Do we see the connection here?  Rising costs are simply passed on to students.   Students can pay because they can borrow excessively from government.  Most students, being young and inexperienced, don’t realize there will come a day when they have to pay it all back.  Almost impossible in the present job market, unless, of course, they end up employed by a government-funded university!

It’s time for a level playing field.  Only true free enterprise will give us that.

Abolish government backed student loans and demand for education will drop.  That will bring the price of education down to a realistic level.  Simple “supply and demand” will always work – it’s a law of economics, sometimes distorted by governments to try to get votes.

STUDENT LOAN DEFAULTS ON RISE

CollegeEducation[32]

Assuming that Lansing, Michigan, is typical of national trends, there’s a crisis brewing when it comes to student loans.

Lansing is the home of Lansing Community College.  East Lansing, a city that borders Lansing, is home to Michigan State University, so higher education is a big factor in the local economy.  Not too far away is Ann Arbor, home of the University of Michigan.  Both universities are Big Ten universities here in the US.

These institutions of higher learning hardly suffered after the financial collapse in 2008.   A friend once described Ann Arbor as “a reality free zone.”  But reality has a habit of eventually catching up on people, institutions and countries.  They can’t avoid trouble forever.

“Student loan defaults on rise at LCC” ran a headline in today’s Lansing State Journal (April 26th).  “The recession years brought a boom in enrollment to Lansing Community College and a boom in borrowing.”  IOW, they did not suffer like the rest of us.

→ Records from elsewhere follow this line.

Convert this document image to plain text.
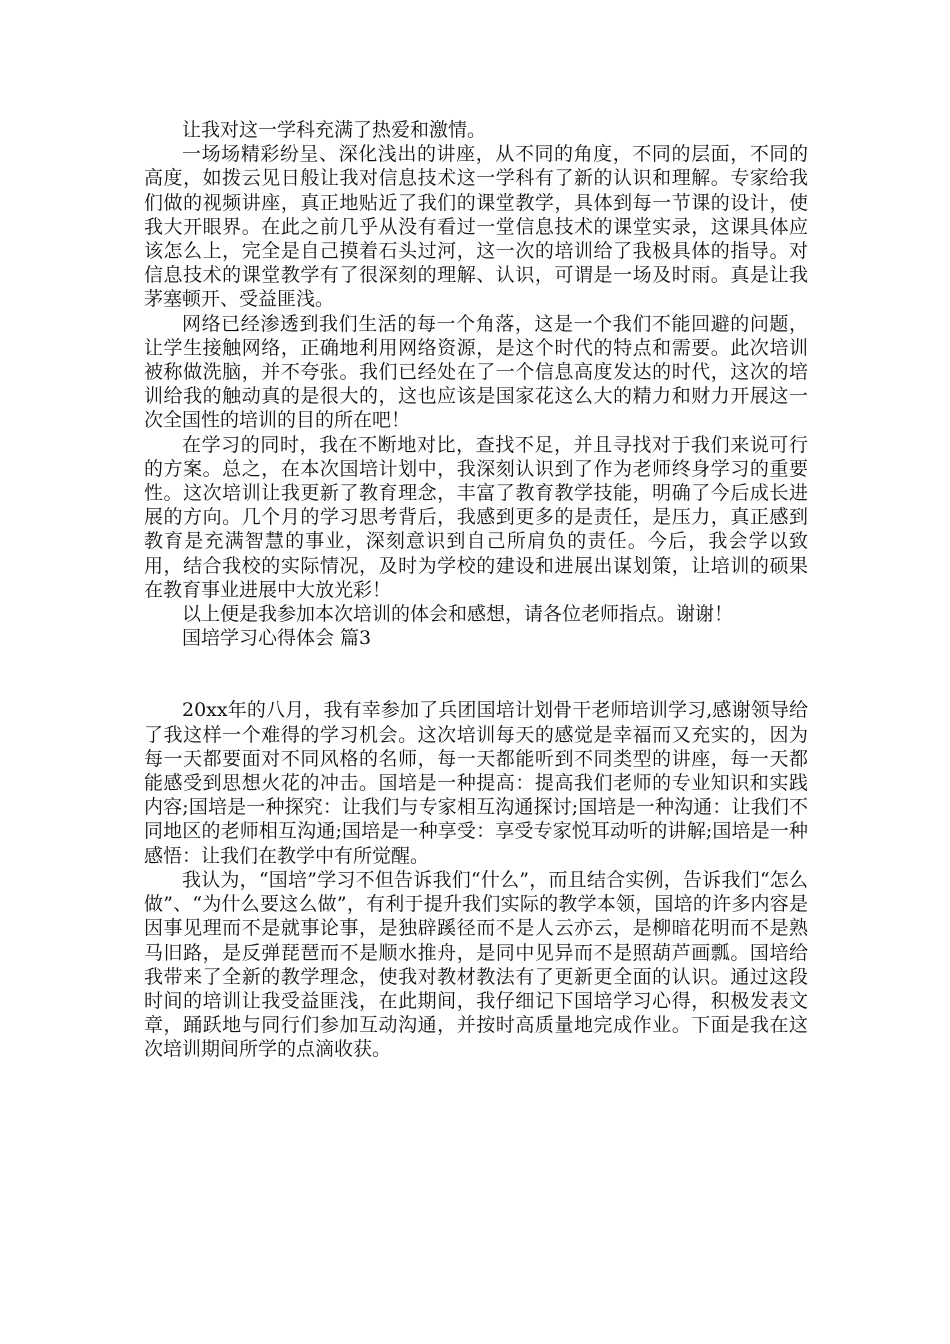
让我对这一学科充满了热爱和激情。

一场场精彩纷呈、深化浅出的讲座，从不同的角度，不同的层面，不同的高度，如拨云见日般让我对信息技术这一学科有了新的认识和理解。专家给我们做的视频讲座，真正地贴近了我们的课堂教学，具体到每一节课的设计，使我大开眼界。在此之前几乎从没有看过一堂信息技术的课堂实录，这课具体应该怎么上，完全是自己摸着石头过河，这一次的培训给了我极具体的指导。对信息技术的课堂教学有了很深刻的理解、认识，可谓是一场及时雨。真是让我茅塞顿开、受益匪浅。

网络已经渗透到我们生活的每一个角落，这是一个我们不能回避的问题，让学生接触网络，正确地利用网络资源，是这个时代的特点和需要。此次培训被称做洗脑，并不夸张。我们已经处在了一个信息高度发达的时代，这次的培训给我的触动真的是很大的，这也应该是国家花这么大的精力和财力开展这一次全国性的培训的目的所在吧！

在学习的同时，我在不断地对比，查找不足，并且寻找对于我们来说可行的方案。总之，在本次国培计划中，我深刻认识到了作为老师终身学习的重要性。这次培训让我更新了教育理念，丰富了教育教学技能，明确了今后成长进展的方向。几个月的学习思考背后，我感到更多的是责任，是压力，真正感到教育是充满智慧的事业，深刻意识到自己所肩负的责任。今后，我会学以致用，结合我校的实际情况，及时为学校的建设和进展出谋划策，让培训的硕果在教育事业进展中大放光彩！

以上便是我参加本次培训的体会和感想，请各位老师指点。谢谢！

国培学习心得体会 篇3

20xx年的八月，我有幸参加了兵团国培计划骨干老师培训学习,感谢领导给了我这样一个难得的学习机会。这次培训每天的感觉是幸福而又充实的，因为每一天都要面对不同风格的名师，每一天都能听到不同类型的讲座，每一天都能感受到思想火花的冲击。国培是一种提高：提高我们老师的专业知识和实践内容;国培是一种探究：让我们与专家相互沟通探讨;国培是一种沟通：让我们不同地区的老师相互沟通;国培是一种享受：享受专家悦耳动听的讲解;国培是一种感悟：让我们在教学中有所觉醒。

我认为，“国培”学习不但告诉我们“什么”，而且结合实例，告诉我们“怎么做”、“为什么要这么做”，有利于提升我们实际的教学本领，国培的许多内容是因事见理而不是就事论事，是独辟蹊径而不是人云亦云，是柳暗花明而不是熟马旧路，是反弹琵琶而不是顺水推舟，是同中见异而不是照葫芦画瓢。国培给我带来了全新的教学理念，使我对教材教法有了更新更全面的认识。通过这段时间的培训让我受益匪浅，在此期间，我仔细记下国培学习心得，积极发表文章，踊跃地与同行们参加互动沟通，并按时高质量地完成作业。下面是我在这次培训期间所学的点滴收获。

Continuing:  “In 2007-08, the year before the markets collapsed, LCC students took out just under $29 million in federal student loans.  Three years later, that number topped $68 million.  More borrowers were borrowing more money.”

Ironically, the reason why more borrowers borrowed more money was the recession itself.  People lost their jobs and went back to school for further training.  (That, of course, has led to a great deal of disappointment as, upon graduation, the jobs aren’t there, leaving many to feel higher education is not worth it.  That could be a further problem for colleges and universities in the future.)

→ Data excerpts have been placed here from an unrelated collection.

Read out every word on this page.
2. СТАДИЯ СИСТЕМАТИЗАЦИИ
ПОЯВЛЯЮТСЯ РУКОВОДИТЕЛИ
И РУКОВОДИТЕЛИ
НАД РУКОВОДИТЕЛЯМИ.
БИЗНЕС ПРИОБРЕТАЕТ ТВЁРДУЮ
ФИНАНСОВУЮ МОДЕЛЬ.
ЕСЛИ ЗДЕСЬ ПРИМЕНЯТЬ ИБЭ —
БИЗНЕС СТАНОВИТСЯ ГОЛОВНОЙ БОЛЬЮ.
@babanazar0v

Anyway, “of the 3,779 former LCC students who began repaying their student loans between October 1, 2009 and September 30th of the following year, 653 of them went into default over the next two years.  That’s 17.2 % . . .”

A few weeks ago, it was announced that student loan debt had reached over $1 trillion.   The President promised to do something about it, which, likely, will simply result in government taking over some of that debt, adding to the country’s financial woes.

What’s needed is a deeper look at this problem.

A television news program this week showed that thousands of Americans are now moving to Canada for higher education as the cost is roughly a quarter of what American institutions charged.  That’s a staggering difference.  While the rest of the country had to economize after the financial crash, academic institutions continued to raise their prices for tuition, room and board, as if nothing had happened.

Is it possible that student loans in the US have actually enabled higher education to keep charging more, knowing that the kids can always borrow the money from Uncle Sam?   Never mind the kids, after they get a degree, they will be earning good money and will happily pay it all back!

However, that’s not happening any more.

Millions of young people can’t find a well paid job, can’t afford to buy their own place so they go back to Mom and Dad, can’t afford to marry and start a family, hence the falling birthrate.  Post-WWII expectations are no longer guaranteed.

Student loans are only part of the problem.  But they are a large part of it.

What’s surprising is that the local rate of defaults is only 17.2%.

At some point this bubble is going to burst and the consequences could be worse than when the housing bubble burst in 2006.